Today, the Bank of England’s (BOE) starts its two-day meeting, which will culminate in tomorrow’s decision on interest rates.
The meeting comes at an interesting period for the global financial markets. As you already know, global markets have seen significant swings in the past two days. These swings have wiped out most gains they had established in the first month.
The market turbulence started on Friday when the Bureau of Labor Statistics (BLS) announced the January’s jobs numbers, which beat expectations. After this release, global investors started thinking again about the chances of high inflation which would trigger an increased pace of rate increases.
Therefore, today’s meeting comes at a very different time compared to the previous meeting when everything seemed normal.

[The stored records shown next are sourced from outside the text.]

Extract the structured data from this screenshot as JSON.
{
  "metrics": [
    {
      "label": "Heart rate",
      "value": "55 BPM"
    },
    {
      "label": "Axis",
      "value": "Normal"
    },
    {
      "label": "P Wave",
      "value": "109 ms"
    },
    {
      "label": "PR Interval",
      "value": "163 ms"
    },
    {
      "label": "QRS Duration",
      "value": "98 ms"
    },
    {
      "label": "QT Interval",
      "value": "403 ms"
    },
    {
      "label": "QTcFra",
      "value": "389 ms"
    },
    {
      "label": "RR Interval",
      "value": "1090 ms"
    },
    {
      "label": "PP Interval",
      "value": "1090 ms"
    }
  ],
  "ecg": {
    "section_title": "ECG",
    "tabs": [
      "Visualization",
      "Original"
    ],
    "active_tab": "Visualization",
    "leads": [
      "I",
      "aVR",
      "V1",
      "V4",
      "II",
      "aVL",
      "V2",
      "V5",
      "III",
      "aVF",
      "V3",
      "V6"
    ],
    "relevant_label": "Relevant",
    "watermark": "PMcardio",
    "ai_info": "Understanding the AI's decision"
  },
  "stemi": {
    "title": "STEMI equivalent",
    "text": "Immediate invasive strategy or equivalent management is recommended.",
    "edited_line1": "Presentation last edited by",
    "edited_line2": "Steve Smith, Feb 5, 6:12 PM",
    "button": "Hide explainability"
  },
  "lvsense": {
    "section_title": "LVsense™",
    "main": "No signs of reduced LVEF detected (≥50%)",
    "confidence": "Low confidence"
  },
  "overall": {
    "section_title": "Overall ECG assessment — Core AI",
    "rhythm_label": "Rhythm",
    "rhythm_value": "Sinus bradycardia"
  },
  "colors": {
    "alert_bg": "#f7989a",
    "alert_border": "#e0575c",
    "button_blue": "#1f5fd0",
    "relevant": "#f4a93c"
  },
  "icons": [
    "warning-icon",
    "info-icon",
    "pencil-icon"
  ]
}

For this meeting, investors expect the bank to leave interest rates unchanged at 0.50%. Therefore, tomorrow, traders will not focus on the headline numbers.
Instead, they will focus on two things. First, they will focus on the letter from Governor Carney to Philip Hammond explaining the current rate of inflation. As you recall, the rate of inflation in December soared to 3.1%, triggering the letter-writing scenario. In January, the inflation rate dropped marginally to 3.0%.
Second, they will focus on the statement from the MPC. This statement will help them decide on the expected pace of rate increases.
In the recent past, despite the increasing market volatility, traders have placed a 50% chance that the BoE will hike interest rates in May. They have also priced in two more rate hikes, possibly in September and in December.
The problem for this is that sky-high expectations often lead to disappointments.As you recall, in the November meeting, the BoE raised interest rates for the first time. While traders were pleased with the headline number, they were disappointed that the officials omitted language they had used previously saying the markets were underpricing the rate trajectory. At the end, the pound fell by more than 14 bps while the 10-year gilt yields fell by 8 bps. This was the biggest drop since the rate cut in 2016.